Most challenging AI games
Posted 22 November 2011 - 07:17 PM
As a school project I have to make a game as end-project. Now, I would like to focus myself on AI.
Is there anyone with experience in AI who could tell me a couple of games with AI that are really challenging to program, and why?
Posted 22 November 2011 - 09:11 PM
Posted 22 November 2011 - 10:52 PM
But I don't want to restrict myself to one thing. Any other ideas ^.^
Just need some collection of ideas right now, because I'm not all that experienced in AI, and don't know what possibilities exist.
Posted 23 November 2011 - 02:06 PM
Posted 23 November 2011 - 03:16 PM
Keep in mind those games were developed by teams of people over a period of years. For an individual project, I would look at indy games for ideas. The Sims has over 1 million lines of ai code in it. Also, doing a copy will always be doing a copy. It's better to use games as a springboard for your own ideas. People will be more impressed if it doesn't look like a bad copy of some popular game and has original ideas in it. I would look at indy games and ask myself how better AI could improve it, or take the other route and think about how some ai routine could best be used in a game to challenge or engage a player.
Also, if it was me doing a school project, I would pick a core idea that could be expanded with extra time.
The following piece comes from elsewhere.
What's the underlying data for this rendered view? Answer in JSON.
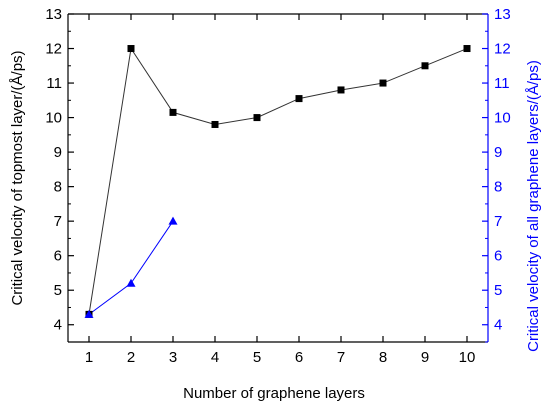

That way I would always have something to turn in. I've seen people turn in vaporware at school, and it's not at all impressive.
Posted 23 November 2011 - 04:10 PM
I *can* tell you something fun to implement. Try Othello/Reversi with the MinMax algorithm. I'ts pretty simple once you understand it, and can give pretty good results.
Posted 23 November 2011 - 08:18 PM
The first relies on a search, you come up with a way of evaluating the current situation to produce a score and then run through all possible moves looking for the best.
The best example of this is a alpha beta minimax search.
The second is a layered approach.
You have a top layer that makes strategic decisions, a middle layer that handles planning a way to achieve the strategic aims, and a lower layer that actually handles the actions.
So the top layer says .. "I want to go to the top of that hill"
The middle layer says .. "This is the route I want to take"
The lower layer moves the character along the route and reacts to local events.
Each layer has a set of inputs.
The strategic layer knows about the overall game state, uses things like influence maps to decide what to do.
The middle layer uses things like A* to plan movement, and terrain scanners to work out in detail where to go
The bottom layer takes game events like "you have been shot at" and can override the other layers, passing messages up the stack when events happen.
What might be a good thing for you to start with is writing your own influence map code, your own terrain scanners, A* etc. and then playing with them.
You will be suprised what can happen and where the code can lead.
After all Lemmings started out as a test for graphic artists to see how small they could get a sprite and still animate it.